Stress granule-mediated ZBP1 activation drives necroptotic cell death in non-obstructive azoospermia and testicular aging

Article

Lei, Hongen; Li, Dianrong; Chen, Jie; Du, Baowen; Jiang, Kaiju; Xu, Tao; Han, Hu; Fan, Weiliang; Tian, Long; Wang, Xiaodong

Capital Medical University; Capital Medical University; National Institute of Biological Sciences, Beijing; Tsinghua University

PROCEEDINGS OF THE NATIONAL ACADEMY OF SCIENCES OF THE UNITED STATES OF AMERICA

0027-14984

10.1073/pnas.2514837122

2025-08-14

Male infertility remains a major unmet medical challenge, with poorly defined molecular mechanisms and no effective therapies. Here, we identify a stress granule-mediated necroptotic pathway as a key driver of non-obstructive azoospermia, a severe form of male infertility marked by the loss of spermatogenesis. Environmental or physiological stress activates eIF2 alpha kinases, inducing stress granule formation and the recruitment of ZBP1 and RIPK3 into a cytoplasmic complex. This assembly triggers RIPK3 activation, MLKL phosphorylation, and necroptotic death of spermatogonia and Sertoli cells.

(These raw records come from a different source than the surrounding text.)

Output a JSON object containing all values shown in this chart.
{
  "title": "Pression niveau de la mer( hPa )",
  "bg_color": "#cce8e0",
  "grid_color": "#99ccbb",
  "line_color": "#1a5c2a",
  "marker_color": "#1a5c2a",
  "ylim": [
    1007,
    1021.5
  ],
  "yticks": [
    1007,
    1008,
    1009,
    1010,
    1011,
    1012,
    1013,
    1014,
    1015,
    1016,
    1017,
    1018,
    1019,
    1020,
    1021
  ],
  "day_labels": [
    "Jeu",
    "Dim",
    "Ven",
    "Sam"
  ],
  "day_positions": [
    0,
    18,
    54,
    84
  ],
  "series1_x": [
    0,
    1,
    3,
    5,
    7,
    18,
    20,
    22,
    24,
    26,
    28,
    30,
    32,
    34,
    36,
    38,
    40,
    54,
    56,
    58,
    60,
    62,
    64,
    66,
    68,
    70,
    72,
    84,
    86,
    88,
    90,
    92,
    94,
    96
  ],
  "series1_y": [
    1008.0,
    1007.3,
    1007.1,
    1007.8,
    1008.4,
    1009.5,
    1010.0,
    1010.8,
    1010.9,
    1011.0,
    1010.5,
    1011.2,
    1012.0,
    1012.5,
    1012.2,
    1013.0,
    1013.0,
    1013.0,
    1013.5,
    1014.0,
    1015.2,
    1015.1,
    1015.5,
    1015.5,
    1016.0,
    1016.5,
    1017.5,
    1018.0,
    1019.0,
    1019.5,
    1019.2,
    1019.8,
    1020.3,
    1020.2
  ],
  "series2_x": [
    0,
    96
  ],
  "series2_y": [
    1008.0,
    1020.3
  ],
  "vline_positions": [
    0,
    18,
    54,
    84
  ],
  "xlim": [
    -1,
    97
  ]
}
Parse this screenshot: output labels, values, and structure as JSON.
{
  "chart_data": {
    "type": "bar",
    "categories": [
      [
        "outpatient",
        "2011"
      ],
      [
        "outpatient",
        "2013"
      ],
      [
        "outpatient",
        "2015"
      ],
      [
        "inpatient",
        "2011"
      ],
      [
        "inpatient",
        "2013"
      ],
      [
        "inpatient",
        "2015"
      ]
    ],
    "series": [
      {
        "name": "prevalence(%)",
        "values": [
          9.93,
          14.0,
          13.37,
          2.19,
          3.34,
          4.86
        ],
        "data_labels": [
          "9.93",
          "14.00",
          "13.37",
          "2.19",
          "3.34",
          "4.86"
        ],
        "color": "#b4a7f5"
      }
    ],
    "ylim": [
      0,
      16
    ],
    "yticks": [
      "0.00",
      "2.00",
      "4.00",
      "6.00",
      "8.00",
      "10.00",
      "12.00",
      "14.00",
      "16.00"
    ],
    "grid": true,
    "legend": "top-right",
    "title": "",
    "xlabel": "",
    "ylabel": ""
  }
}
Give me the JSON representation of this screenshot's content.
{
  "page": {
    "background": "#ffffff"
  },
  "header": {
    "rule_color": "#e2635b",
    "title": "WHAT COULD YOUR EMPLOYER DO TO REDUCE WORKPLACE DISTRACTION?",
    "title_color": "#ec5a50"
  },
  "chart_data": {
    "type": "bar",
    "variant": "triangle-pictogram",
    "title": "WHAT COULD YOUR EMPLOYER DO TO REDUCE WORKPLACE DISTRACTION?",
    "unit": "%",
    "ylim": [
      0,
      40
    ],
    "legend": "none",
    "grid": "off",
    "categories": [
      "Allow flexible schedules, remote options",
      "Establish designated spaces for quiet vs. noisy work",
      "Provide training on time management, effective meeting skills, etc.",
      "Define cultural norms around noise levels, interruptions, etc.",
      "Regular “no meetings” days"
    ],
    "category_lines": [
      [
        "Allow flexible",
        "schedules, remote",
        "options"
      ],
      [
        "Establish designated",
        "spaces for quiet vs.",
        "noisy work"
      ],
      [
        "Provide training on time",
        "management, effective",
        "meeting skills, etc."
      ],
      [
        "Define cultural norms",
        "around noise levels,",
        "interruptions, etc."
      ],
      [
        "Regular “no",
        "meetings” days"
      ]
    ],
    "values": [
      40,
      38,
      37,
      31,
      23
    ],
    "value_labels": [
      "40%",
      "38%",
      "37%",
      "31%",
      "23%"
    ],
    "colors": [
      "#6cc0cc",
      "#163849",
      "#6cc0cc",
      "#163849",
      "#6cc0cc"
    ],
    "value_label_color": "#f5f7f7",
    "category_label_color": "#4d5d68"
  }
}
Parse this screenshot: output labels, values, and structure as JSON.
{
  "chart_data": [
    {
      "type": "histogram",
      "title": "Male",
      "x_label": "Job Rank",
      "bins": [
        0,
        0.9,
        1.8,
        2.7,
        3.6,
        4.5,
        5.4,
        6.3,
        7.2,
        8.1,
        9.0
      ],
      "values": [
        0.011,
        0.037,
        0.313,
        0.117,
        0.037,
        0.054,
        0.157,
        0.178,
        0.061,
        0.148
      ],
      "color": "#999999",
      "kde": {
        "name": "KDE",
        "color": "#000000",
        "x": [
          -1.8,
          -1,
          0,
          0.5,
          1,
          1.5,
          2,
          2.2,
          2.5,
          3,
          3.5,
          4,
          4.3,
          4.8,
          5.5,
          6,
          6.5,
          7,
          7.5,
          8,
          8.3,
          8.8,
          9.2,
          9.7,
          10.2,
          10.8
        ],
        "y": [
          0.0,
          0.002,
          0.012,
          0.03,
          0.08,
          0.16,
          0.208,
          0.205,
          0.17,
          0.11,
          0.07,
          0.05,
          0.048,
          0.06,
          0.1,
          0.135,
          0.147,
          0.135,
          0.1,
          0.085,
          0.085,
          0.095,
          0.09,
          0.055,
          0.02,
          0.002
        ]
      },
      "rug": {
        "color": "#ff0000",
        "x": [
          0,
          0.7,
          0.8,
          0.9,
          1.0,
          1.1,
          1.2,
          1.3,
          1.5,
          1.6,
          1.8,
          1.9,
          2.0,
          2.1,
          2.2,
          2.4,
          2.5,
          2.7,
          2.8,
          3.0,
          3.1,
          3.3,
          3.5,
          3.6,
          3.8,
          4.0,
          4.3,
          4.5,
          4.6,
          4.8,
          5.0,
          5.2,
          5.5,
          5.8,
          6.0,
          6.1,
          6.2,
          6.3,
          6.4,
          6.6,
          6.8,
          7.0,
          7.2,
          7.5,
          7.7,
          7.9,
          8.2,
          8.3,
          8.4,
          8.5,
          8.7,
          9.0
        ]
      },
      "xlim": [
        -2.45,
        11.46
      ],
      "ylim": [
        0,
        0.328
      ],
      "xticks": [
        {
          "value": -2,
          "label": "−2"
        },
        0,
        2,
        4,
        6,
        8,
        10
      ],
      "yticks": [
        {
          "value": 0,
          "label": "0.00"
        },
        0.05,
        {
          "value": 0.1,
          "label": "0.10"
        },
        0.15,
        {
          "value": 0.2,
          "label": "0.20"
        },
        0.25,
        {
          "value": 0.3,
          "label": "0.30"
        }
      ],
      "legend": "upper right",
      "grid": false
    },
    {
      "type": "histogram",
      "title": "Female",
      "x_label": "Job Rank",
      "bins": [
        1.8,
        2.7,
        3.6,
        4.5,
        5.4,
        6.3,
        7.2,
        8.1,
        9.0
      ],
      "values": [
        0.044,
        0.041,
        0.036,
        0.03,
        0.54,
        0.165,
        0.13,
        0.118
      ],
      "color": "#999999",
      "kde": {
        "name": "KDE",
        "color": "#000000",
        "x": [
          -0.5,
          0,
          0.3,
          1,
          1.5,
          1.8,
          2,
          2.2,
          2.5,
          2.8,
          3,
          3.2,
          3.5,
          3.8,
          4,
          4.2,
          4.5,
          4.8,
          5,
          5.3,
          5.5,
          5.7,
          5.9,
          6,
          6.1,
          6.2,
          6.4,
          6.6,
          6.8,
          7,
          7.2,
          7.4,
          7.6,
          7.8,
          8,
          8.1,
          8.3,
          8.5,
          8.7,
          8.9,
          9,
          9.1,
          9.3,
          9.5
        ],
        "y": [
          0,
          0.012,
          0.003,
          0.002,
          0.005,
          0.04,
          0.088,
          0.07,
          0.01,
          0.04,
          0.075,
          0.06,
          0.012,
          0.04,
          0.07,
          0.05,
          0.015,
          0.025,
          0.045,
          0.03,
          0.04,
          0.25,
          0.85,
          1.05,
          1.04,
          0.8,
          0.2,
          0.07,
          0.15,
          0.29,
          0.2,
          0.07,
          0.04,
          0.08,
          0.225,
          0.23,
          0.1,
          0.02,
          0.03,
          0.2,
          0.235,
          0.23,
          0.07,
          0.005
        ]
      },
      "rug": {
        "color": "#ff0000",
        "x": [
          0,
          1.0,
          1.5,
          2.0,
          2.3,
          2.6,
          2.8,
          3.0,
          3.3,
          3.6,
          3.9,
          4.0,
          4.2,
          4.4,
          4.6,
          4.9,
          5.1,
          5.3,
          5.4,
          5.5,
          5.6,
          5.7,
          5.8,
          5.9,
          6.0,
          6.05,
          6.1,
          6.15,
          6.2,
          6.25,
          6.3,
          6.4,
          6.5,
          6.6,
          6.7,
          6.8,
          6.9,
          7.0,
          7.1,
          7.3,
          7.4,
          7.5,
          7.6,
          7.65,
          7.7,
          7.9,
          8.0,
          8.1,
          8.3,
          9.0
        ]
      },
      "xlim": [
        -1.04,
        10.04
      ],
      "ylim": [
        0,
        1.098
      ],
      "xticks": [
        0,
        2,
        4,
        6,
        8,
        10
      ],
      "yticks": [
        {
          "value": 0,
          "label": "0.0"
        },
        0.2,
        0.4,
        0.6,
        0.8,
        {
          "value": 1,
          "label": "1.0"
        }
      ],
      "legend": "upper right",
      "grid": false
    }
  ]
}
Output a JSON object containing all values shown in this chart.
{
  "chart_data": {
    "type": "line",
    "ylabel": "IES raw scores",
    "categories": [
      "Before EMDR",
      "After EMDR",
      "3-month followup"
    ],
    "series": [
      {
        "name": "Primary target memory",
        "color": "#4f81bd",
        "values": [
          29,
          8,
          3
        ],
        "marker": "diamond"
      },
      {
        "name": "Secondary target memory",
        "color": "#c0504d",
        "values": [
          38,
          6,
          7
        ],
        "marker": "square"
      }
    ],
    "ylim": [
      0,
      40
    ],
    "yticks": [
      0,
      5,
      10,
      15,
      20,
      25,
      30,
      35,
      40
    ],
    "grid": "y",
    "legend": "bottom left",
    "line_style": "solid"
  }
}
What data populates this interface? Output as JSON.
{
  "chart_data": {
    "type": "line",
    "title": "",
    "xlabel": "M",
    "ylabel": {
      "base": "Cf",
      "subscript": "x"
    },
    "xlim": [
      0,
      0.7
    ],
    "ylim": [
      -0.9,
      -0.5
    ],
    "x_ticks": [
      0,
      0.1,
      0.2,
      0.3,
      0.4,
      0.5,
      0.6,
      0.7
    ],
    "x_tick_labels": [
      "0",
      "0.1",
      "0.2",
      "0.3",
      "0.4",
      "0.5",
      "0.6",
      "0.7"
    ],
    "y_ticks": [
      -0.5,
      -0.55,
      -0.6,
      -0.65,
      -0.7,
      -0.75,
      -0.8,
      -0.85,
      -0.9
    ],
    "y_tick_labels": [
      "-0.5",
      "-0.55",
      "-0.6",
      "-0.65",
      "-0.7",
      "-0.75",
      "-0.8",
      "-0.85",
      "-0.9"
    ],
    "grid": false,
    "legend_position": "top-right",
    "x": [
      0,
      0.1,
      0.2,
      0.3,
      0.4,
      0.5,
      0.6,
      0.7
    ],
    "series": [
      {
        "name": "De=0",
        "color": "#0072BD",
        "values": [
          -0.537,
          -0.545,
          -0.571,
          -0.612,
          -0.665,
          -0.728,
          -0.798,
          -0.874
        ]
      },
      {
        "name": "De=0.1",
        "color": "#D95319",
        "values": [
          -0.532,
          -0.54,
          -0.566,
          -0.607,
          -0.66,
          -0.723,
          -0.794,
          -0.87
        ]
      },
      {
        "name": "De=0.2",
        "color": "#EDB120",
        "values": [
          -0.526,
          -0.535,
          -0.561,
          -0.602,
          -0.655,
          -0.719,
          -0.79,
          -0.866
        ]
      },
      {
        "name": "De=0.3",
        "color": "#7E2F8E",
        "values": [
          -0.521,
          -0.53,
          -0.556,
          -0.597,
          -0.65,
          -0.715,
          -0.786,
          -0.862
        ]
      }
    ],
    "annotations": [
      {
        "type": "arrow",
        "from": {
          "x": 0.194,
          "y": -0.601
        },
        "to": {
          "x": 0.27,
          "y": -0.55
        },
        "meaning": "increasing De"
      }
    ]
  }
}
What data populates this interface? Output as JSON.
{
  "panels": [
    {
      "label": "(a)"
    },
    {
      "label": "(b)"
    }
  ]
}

Genetic ablation of Zbp1 or Ripka protects mice from heat-induced testicular degeneration, establishing their essential role in stress-induced testicular damage. Importantly, activation of this pathway is also observed in aged human testes, linking stress-responsive necroptosis to both pathological infertility and the broader process of reproductive aging. These findings reveal an unrecognized mechanism that couples cellular stress responses to regulated cell death in the male reproductive system.